多くの大学がDX(デジタルトランスフォーメーション)の推進を重要課題として掲げる中、桜美林大学は、情報システムを根底から覆すような大規模な刷新に頼るのではなく、各部署で運用されてきた既存のシステムを最大限に生かしつつ、それらを「統合データ基盤」で有機的に連携させるという、柔軟かつ実践的なアプローチでDXを推進している。同大学のDXに関するおもな取組みについて、学長室係長の寺澤武氏、入学部(アドミッションズオフィス)部長・学長補佐の高原幸治氏、学務部教務課長の寺田洋一氏、キャリア開発センターの泉毅氏と洞上千明氏に聞いた。
データ活用による学生支援への挑戦
桜美林大学のDX戦略は、多くの組織が目指す「システムの一本化」とは一線を画す。むしろ、各部門で培われてきた専門性と、それに最適化された多様なシステムを尊重し、それらのデータを「統合データ基盤」というハブに集約・連携させる点に最大の特色がある。これにより、各部門は自律性を保ちながら業務を遂行でき、大学全体としては一貫性のあるデータ活用が可能となる。

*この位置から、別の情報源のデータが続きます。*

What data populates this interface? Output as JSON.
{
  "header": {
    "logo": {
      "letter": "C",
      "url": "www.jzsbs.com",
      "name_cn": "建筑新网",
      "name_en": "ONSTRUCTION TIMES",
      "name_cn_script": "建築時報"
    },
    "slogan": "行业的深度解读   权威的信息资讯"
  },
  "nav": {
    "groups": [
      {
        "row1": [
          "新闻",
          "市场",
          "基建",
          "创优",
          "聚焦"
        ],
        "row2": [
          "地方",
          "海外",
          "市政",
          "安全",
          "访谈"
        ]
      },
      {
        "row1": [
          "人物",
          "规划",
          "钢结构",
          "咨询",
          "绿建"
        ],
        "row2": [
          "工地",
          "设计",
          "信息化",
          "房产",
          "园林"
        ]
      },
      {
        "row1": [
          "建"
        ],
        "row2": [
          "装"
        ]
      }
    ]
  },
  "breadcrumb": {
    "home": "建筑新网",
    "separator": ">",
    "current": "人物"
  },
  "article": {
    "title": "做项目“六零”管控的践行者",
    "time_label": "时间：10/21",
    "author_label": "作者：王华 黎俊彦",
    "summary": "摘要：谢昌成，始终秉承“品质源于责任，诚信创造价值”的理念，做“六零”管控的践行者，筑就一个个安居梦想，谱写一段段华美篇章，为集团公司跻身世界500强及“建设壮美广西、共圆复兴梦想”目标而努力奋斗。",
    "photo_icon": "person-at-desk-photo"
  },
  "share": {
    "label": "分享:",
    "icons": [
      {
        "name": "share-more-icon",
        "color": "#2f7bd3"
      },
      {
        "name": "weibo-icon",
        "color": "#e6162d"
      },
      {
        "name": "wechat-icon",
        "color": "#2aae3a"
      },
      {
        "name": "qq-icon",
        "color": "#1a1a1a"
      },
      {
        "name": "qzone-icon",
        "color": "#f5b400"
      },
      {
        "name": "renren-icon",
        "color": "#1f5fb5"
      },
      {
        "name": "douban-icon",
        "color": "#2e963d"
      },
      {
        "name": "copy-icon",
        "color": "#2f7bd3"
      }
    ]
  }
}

大学DXの全体像について、寺澤氏は次のように語る。「本学のDXは、データを一元化し、システムを一本化するという一般的なアプローチとは異なります。既存のシステムを生かしながら、データを受け渡すための統合データ基盤を整備することに注力しました。これにより、出願から卒業に至るまで、学生に関するあらゆるデータを一貫して捉え、教学IR(※)の観点から学生ひとりひとりの成長の軌跡を可視化し、支援していくことを目指しています」。※ 大学における教育活動や学生の学習状況に関するデータを収集・分析し、大学の経営改善や学生支援、教育の質向上に関する改善を支援する活動のこと。